Smokers who successfully completes can enjoy yet another health benefit: cholesterol profiles improved. A boost to the "good" cholesterol appears to contain up despite the weight gain after putting the last cigarette, hints a new study.
If confirmed in future studies, the finding may shed light on the strong and still somewhat mysterious relationship between smoking and heart disease. Up to 20 percent of deaths from heart disease are attributable to smoking, but investigators have not yet had a clear understanding of what lies behind the effect. Smoking is likely to affect the cardiovascular system in a variety of ways, including low oxygen levels and wear one's heart.
Some small studies have also shown that smoking reduces the good cholesterol (HDL) and an increase in bad cholesterol (LDL), a leading researcher Dr. Adam Gepner the University of Wisconsin School of Medicine and Health, Madison, told Reuters Health in an e-mail.
To test the effect of smoking on cholesterol levels more stringent, and in a realistic context, employee Gepner and colleagues more than 1,500 smokers representative of the current population of the United States, including the high proportion of overweight and obese.
The average participant smoked about 21 cigarettes a day before the start of the study. After a year in one of five smoking cessation programs, 334 (36 percent) had successfully quit smoking.
The researchers found that those who quit smoking have increased by an average of around 5 percent, or 2.4 milligrams per deciliter (mg / dl), HDL cholesterol.
Abstainers have also seen an increase in large HDL particles, which are important to reduce the risk of heart disease, so the researchers report in the American Heart Journal.
The effects were slightly stronger in women. However, it does not seem to matter how many cigarettes were smoked at the beginning of the investigation: heavy smokers had similar HDL benefits than lighter smokers after quitting.
One drawback to stop smoking can be weight gain. Indeed, the team that finishes on average were about 10 pounds over a pound or two in the group who relapsed to smoking. Many participants were already obese at baseline, with an average body mass index (BMI) of 29.6. (A BMI between 20 and 25 are generally considered healthy).
Adding books is known to harm cholesterol, increase the wrong kind and reducing the good kind. Consequently, researchers believe that weight gain could offset some of the beneficial effects observed in abstainers.
"Additional benefits on cholesterol levels may actually have been masked by weight gain after stopping to see," said EANPG.

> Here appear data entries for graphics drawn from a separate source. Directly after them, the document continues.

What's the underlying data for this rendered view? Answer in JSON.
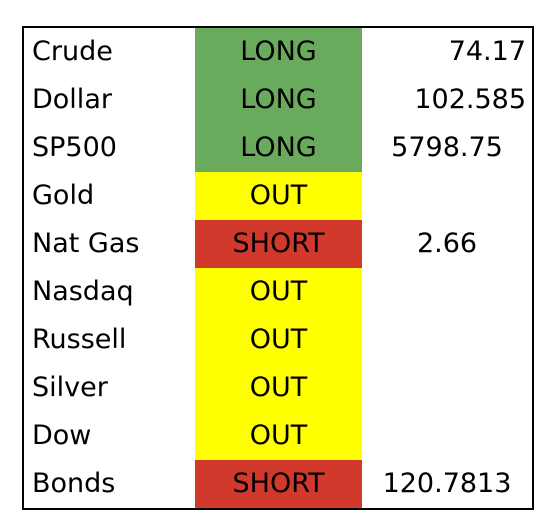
{
  "table": {
    "rows": [
      {
        "name": "Crude",
        "signal": "LONG",
        "color": "#6aaa5c",
        "value": "74.17",
        "align": "right"
      },
      {
        "name": "Dollar",
        "signal": "LONG",
        "color": "#6aaa5c",
        "value": "102.585",
        "align": "right"
      },
      {
        "name": "SP500",
        "signal": "LONG",
        "color": "#6aaa5c",
        "value": "5798.75",
        "align": "center"
      },
      {
        "name": "Gold",
        "signal": "OUT",
        "color": "#ffff00"
      },
      {
        "name": "Nat Gas",
        "signal": "SHORT",
        "color": "#d0392b",
        "value": "2.66",
        "align": "center"
      },
      {
        "name": "Nasdaq",
        "signal": "OUT",
        "color": "#ffff00"
      },
      {
        "name": "Russell",
        "signal": "OUT",
        "color": "#ffff00"
      },
      {
        "name": "Silver",
        "signal": "OUT",
        "color": "#ffff00"
      },
      {
        "name": "Dow",
        "signal": "OUT",
        "color": "#ffff00"
      },
      {
        "name": "Bonds",
        "signal": "SHORT",
        "color": "#d0392b",
        "value": "120.7813",
        "align": "center"
      }
    ]
  }
}
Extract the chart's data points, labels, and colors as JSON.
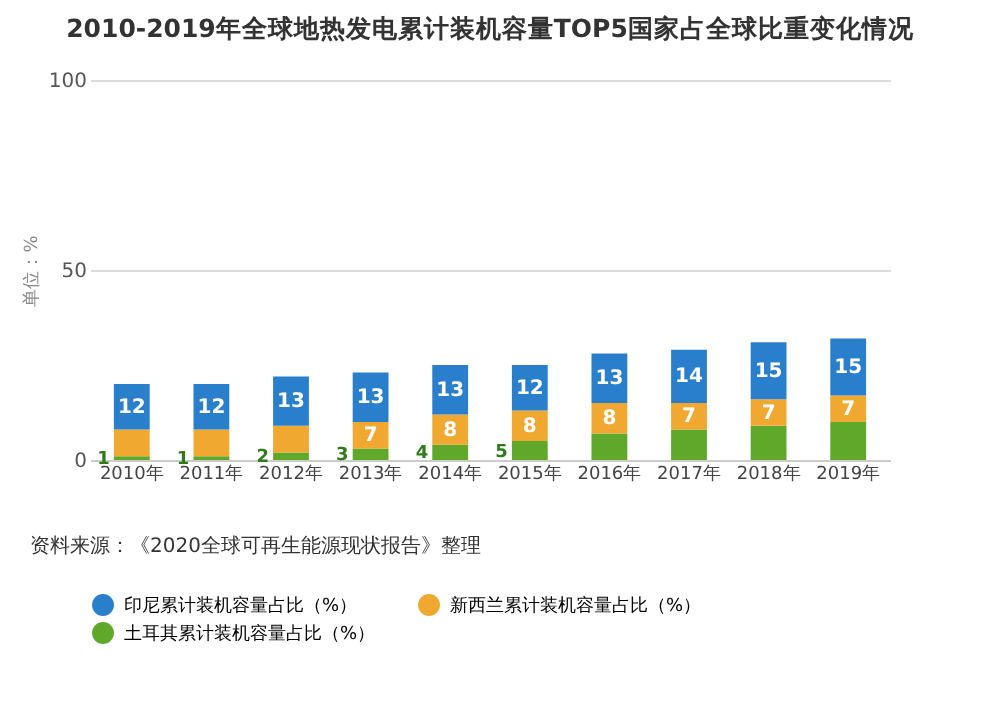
{
  "chart_data": {
    "type": "bar",
    "title": "2010-2019年全球地热发电累计装机容量TOP5国家占全球比重变化情况",
    "ylabel": "单位：%",
    "categories": [
      "2010年",
      "2011年",
      "2012年",
      "2013年",
      "2014年",
      "2015年",
      "2016年",
      "2017年",
      "2018年",
      "2019年"
    ],
    "stacked": true,
    "series": [
      {
        "name": "土耳其累计装机容量占比（%）",
        "color": "#5fa82a",
        "values": [
          1,
          1,
          2,
          3,
          4,
          5,
          7,
          8,
          9,
          10
        ],
        "value_labels": [
          "1",
          "1",
          "2",
          "3",
          "4",
          "5",
          null,
          null,
          null,
          null
        ]
      },
      {
        "name": "新西兰累计装机容量占比（%）",
        "color": "#f0a830",
        "values": [
          7,
          7,
          7,
          7,
          8,
          8,
          8,
          7,
          7,
          7
        ],
        "value_labels": [
          null,
          null,
          null,
          "7",
          "8",
          "8",
          "8",
          "7",
          "7",
          "7"
        ]
      },
      {
        "name": "印尼累计装机容量占比（%）",
        "color": "#2a7fcc",
        "values": [
          12,
          12,
          13,
          13,
          13,
          12,
          13,
          14,
          15,
          15
        ],
        "value_labels": [
          "12",
          "12",
          "13",
          "13",
          "13",
          "12",
          "13",
          "14",
          "15",
          "15"
        ]
      }
    ],
    "ylim": [
      0,
      100
    ],
    "yticks": [
      0,
      50,
      100
    ],
    "grid": "y",
    "legend": "bottom",
    "annotations": [
      "资料来源：《2020全球可再生能源现状报告》整理"
    ]
  }
}
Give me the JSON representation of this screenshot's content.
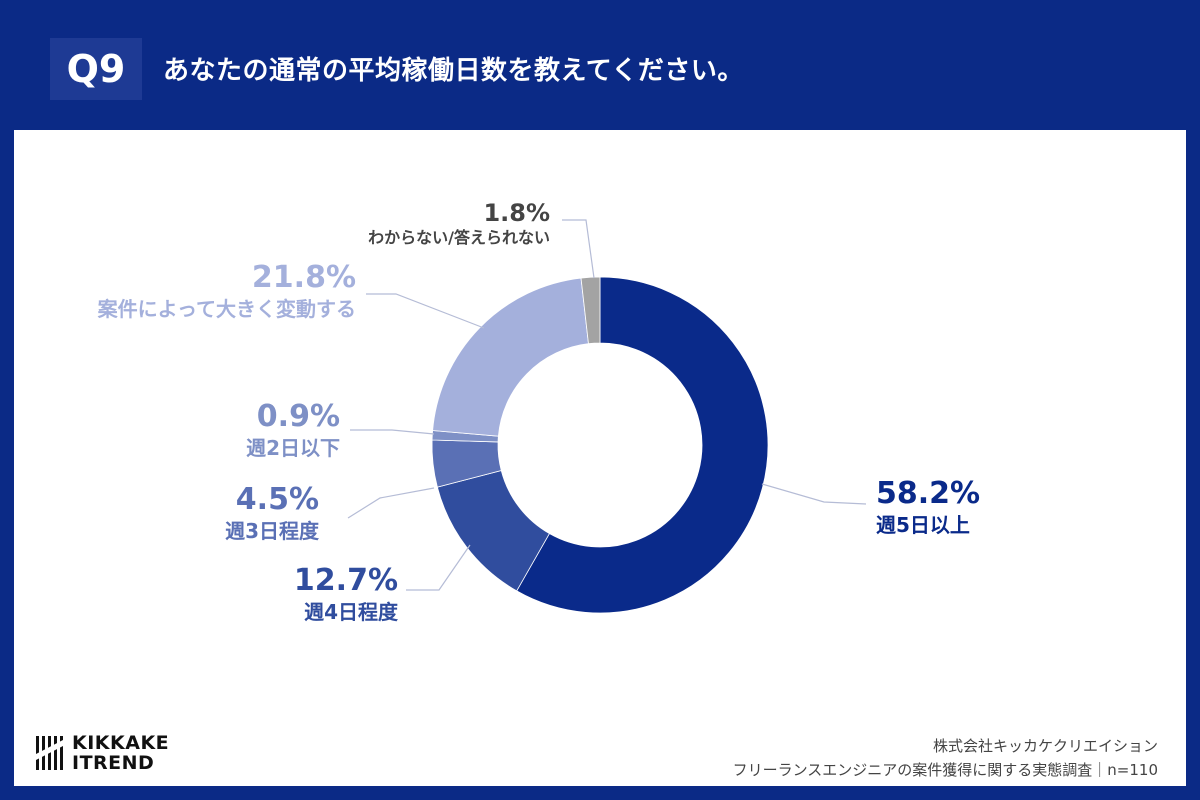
{
  "header": {
    "question_no": "Q9",
    "title": "あなたの通常の平均稼働日数を教えてください。"
  },
  "chart_data": {
    "type": "pie",
    "style": "donut",
    "slices": [
      {
        "label": "週5日以上",
        "value": 58.2,
        "display": "58.2%",
        "color": "#0a2a8a"
      },
      {
        "label": "週4日程度",
        "value": 12.7,
        "display": "12.7%",
        "color": "#304d9e"
      },
      {
        "label": "週3日程度",
        "value": 4.5,
        "display": "4.5%",
        "color": "#5a70b5"
      },
      {
        "label": "週2日以下",
        "value": 0.9,
        "display": "0.9%",
        "color": "#7e90c6"
      },
      {
        "label": "案件によって大きく変動する",
        "value": 21.8,
        "display": "21.8%",
        "color": "#a4b0dc"
      },
      {
        "label": "わからない/答えられない",
        "value": 1.8,
        "display": "1.8%",
        "color": "#a3a3a3"
      }
    ]
  },
  "footer": {
    "logo_line1": "KIKKAKE",
    "logo_line2": "ITREND",
    "company": "株式会社キッカケクリエイション",
    "survey": "フリーランスエンジニアの案件獲得に関する実態調査｜n=110"
  }
}
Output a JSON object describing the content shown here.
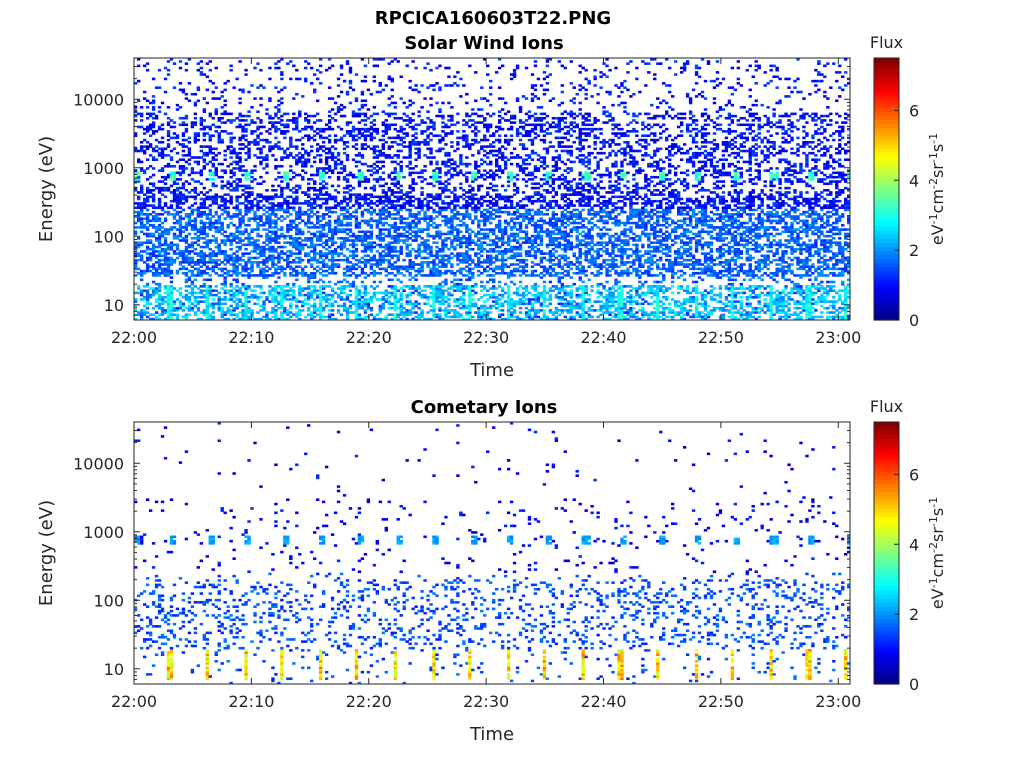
{
  "figure": {
    "title": "RPCICA160603T22.PNG"
  },
  "chart_data": [
    {
      "type": "heatmap",
      "title": "Solar Wind Ions",
      "xlabel": "Time",
      "ylabel": "Energy (eV)",
      "yscale": "log",
      "ylim": [
        6,
        40000
      ],
      "xlim": [
        "22:00",
        "23:01"
      ],
      "x_ticks": [
        "22:00",
        "22:10",
        "22:20",
        "22:30",
        "22:40",
        "22:50",
        "23:00"
      ],
      "y_ticks": [
        "10",
        "100",
        "1000",
        "10000"
      ],
      "colorbar": {
        "title": "Flux",
        "label": "eV-1cm-2sr-1s-1",
        "range": [
          0,
          7.5
        ],
        "ticks": [
          "0",
          "2",
          "4",
          "6"
        ],
        "colormap": "jet"
      },
      "features": [
        {
          "name": "background counts",
          "energy_range_eV": [
            6,
            40000
          ],
          "typical_flux": 1.5
        },
        {
          "name": "periodic solar wind peak",
          "energy_eV": 750,
          "typical_flux": 3.0,
          "period_minutes": 3.2
        },
        {
          "name": "low energy columns",
          "energy_range_eV": [
            6,
            20
          ],
          "typical_flux": 2.8
        }
      ],
      "grid": false
    },
    {
      "type": "heatmap",
      "title": "Cometary Ions",
      "xlabel": "Time",
      "ylabel": "Energy (eV)",
      "yscale": "log",
      "ylim": [
        6,
        40000
      ],
      "xlim": [
        "22:00",
        "23:01"
      ],
      "x_ticks": [
        "22:00",
        "22:10",
        "22:20",
        "22:30",
        "22:40",
        "22:50",
        "23:00"
      ],
      "y_ticks": [
        "10",
        "100",
        "1000",
        "10000"
      ],
      "colorbar": {
        "title": "Flux",
        "label": "eV-1cm-2sr-1s-1",
        "range": [
          0,
          7.5
        ],
        "ticks": [
          "0",
          "2",
          "4",
          "6"
        ],
        "colormap": "jet"
      },
      "features": [
        {
          "name": "sparse background counts",
          "energy_range_eV": [
            6,
            40000
          ],
          "typical_flux": 1.3
        },
        {
          "name": "periodic peak",
          "energy_eV": 750,
          "typical_flux": 2.0,
          "period_minutes": 3.2
        },
        {
          "name": "low energy bursts",
          "energy_range_eV": [
            7,
            20
          ],
          "typical_flux": 4.8,
          "peak_flux": 6.0
        }
      ],
      "grid": false
    }
  ]
}
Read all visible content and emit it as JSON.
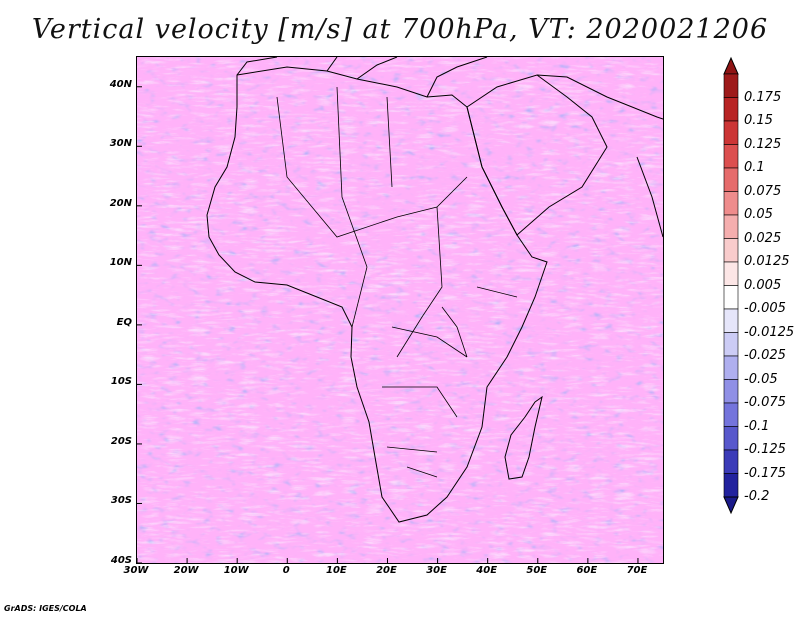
{
  "title": "Vertical velocity [m/s] at 700hPa, VT: 2020021206",
  "credit": "GrADS: IGES/COLA",
  "map": {
    "lon_range": [
      -30,
      75
    ],
    "lat_range": [
      -40,
      45
    ],
    "lat_ticks": [
      {
        "value": 40,
        "label": "40N"
      },
      {
        "value": 30,
        "label": "30N"
      },
      {
        "value": 20,
        "label": "20N"
      },
      {
        "value": 10,
        "label": "10N"
      },
      {
        "value": 0,
        "label": "EQ"
      },
      {
        "value": -10,
        "label": "10S"
      },
      {
        "value": -20,
        "label": "20S"
      },
      {
        "value": -30,
        "label": "30S"
      },
      {
        "value": -40,
        "label": "40S"
      }
    ],
    "lon_ticks": [
      {
        "value": -30,
        "label": "30W"
      },
      {
        "value": -20,
        "label": "20W"
      },
      {
        "value": -10,
        "label": "10W"
      },
      {
        "value": 0,
        "label": "0"
      },
      {
        "value": 10,
        "label": "10E"
      },
      {
        "value": 20,
        "label": "20E"
      },
      {
        "value": 30,
        "label": "30E"
      },
      {
        "value": 40,
        "label": "40E"
      },
      {
        "value": 50,
        "label": "50E"
      },
      {
        "value": 60,
        "label": "60E"
      },
      {
        "value": 70,
        "label": "70E"
      }
    ]
  },
  "colorbar": {
    "levels": [
      {
        "label": "0.175",
        "color": "#9e1a1a"
      },
      {
        "label": "0.15",
        "color": "#b82424"
      },
      {
        "label": "0.125",
        "color": "#cc3535"
      },
      {
        "label": "0.1",
        "color": "#dc4f4f"
      },
      {
        "label": "0.075",
        "color": "#e66b6b"
      },
      {
        "label": "0.05",
        "color": "#ef8c8c"
      },
      {
        "label": "0.025",
        "color": "#f5aeae"
      },
      {
        "label": "0.0125",
        "color": "#f9cccc"
      },
      {
        "label": "0.005",
        "color": "#fce6e6"
      },
      {
        "label": "-0.005",
        "color": "#ffffff"
      },
      {
        "label": "-0.0125",
        "color": "#e6e6fa"
      },
      {
        "label": "-0.025",
        "color": "#ccccf5"
      },
      {
        "label": "-0.05",
        "color": "#afafef"
      },
      {
        "label": "-0.075",
        "color": "#9090e6"
      },
      {
        "label": "-0.1",
        "color": "#7474dc"
      },
      {
        "label": "-0.125",
        "color": "#5858cc"
      },
      {
        "label": "-0.175",
        "color": "#3b3bb8"
      },
      {
        "label": "-0.2",
        "color": "#22229e"
      }
    ],
    "top_color": "#8f1414",
    "bottom_color": "#1a1a8a"
  }
}
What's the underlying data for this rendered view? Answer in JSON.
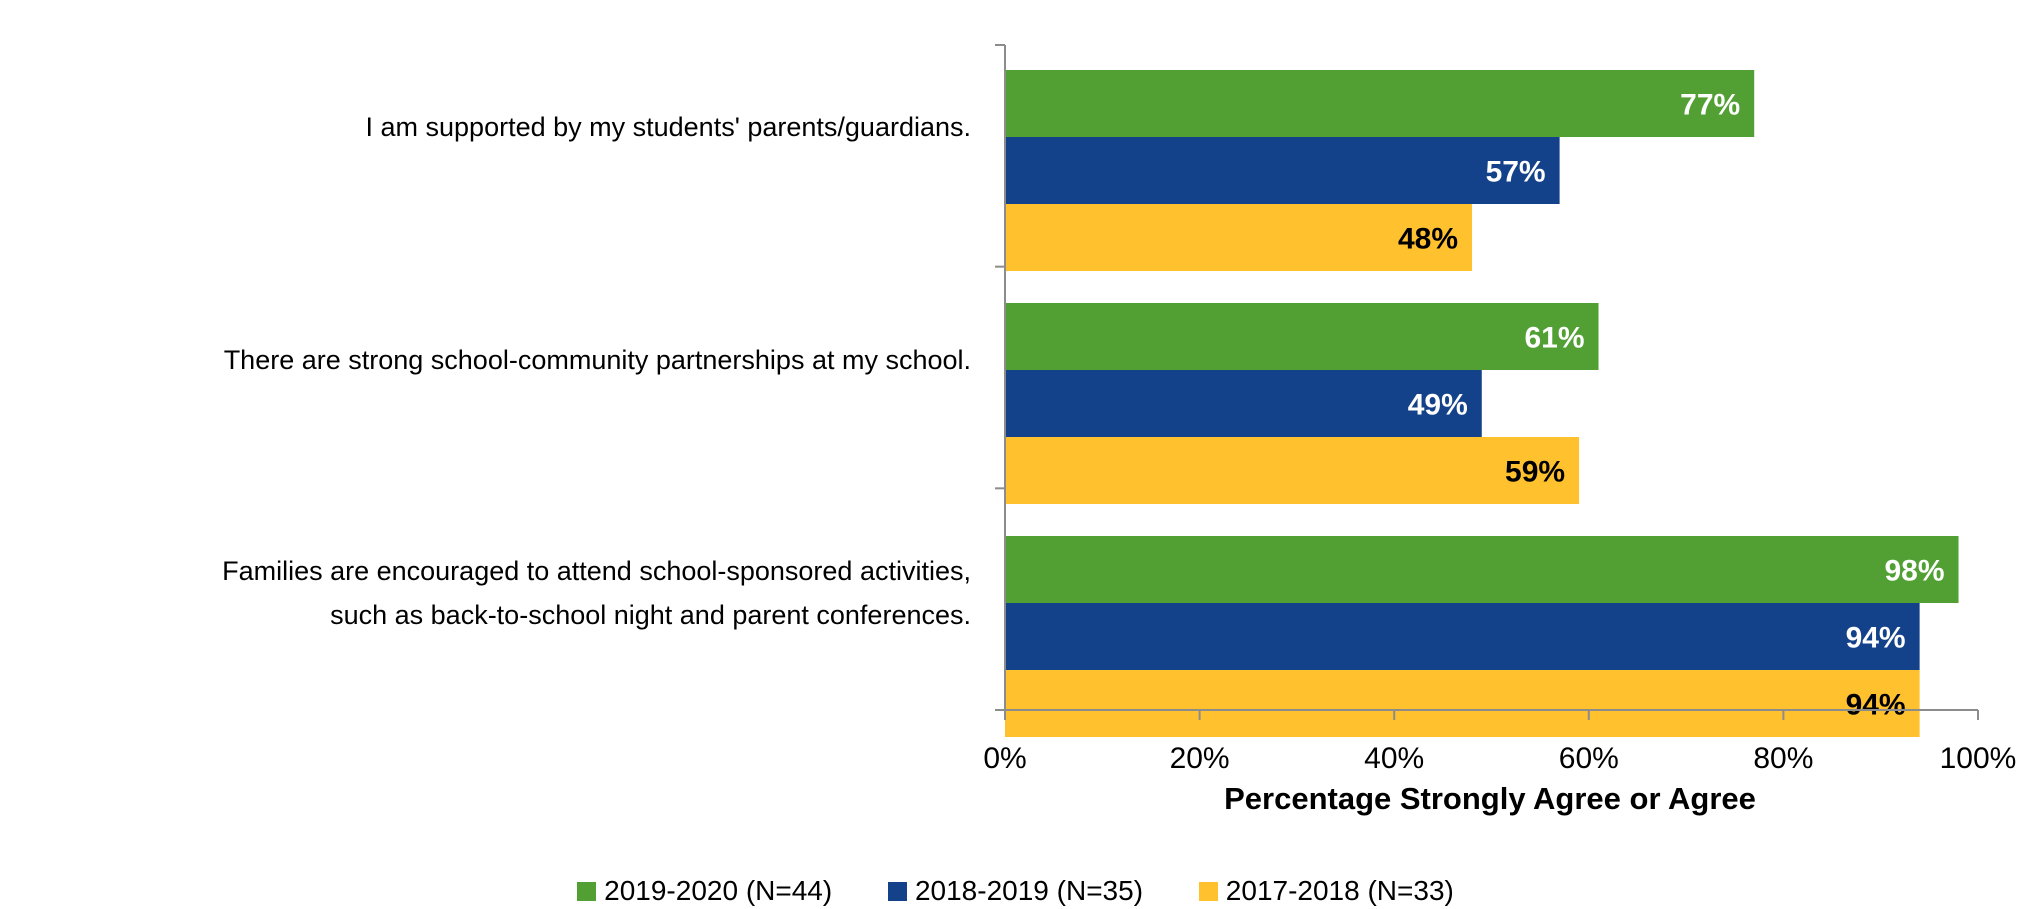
{
  "chart_data": {
    "type": "bar",
    "orientation": "horizontal",
    "categories": [
      "I am supported by my students' parents/guardians.",
      "There are strong school-community partnerships at my school.",
      "Families are encouraged to attend school-sponsored activities,\nsuch as back-to-school night and parent conferences."
    ],
    "series": [
      {
        "name": "2019-2020 (N=44)",
        "values": [
          77,
          61,
          98
        ],
        "labels": [
          "77%",
          "61%",
          "98%"
        ],
        "color": "#52A034",
        "label_color": "#ffffff"
      },
      {
        "name": "2018-2019 (N=35)",
        "values": [
          57,
          49,
          94
        ],
        "labels": [
          "57%",
          "49%",
          "94%"
        ],
        "color": "#14428A",
        "label_color": "#ffffff"
      },
      {
        "name": "2017-2018 (N=33)",
        "values": [
          48,
          59,
          94
        ],
        "labels": [
          "48%",
          "59%",
          "94%"
        ],
        "color": "#FFC12E",
        "label_color": "#000000"
      }
    ],
    "xlabel": "Percentage Strongly Agree or Agree",
    "xlim": [
      0,
      100
    ],
    "xticks": [
      "0%",
      "20%",
      "40%",
      "60%",
      "80%",
      "100%"
    ],
    "grid": false,
    "legend_position": "bottom"
  }
}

"It is important to advocate for smoking cessation weight gain and the need for a healthy diet and regular exercise during the period of quitting," he added.
Scientists warn that their results do not prove that smoking causes the improvement of cholesterol levels. Further studies are needed to rule out other possible explanations, such as the role of changes in alcohol consumption, which is known to affect HDL.
Gepner stated that it is not clear how smoking can affect cholesterol levels, although it would have been able to make changes to control the distribution of proteins of cholesterol. Smoking can damage these proteins.Regardless, benefits were seen that might translate into better heart health.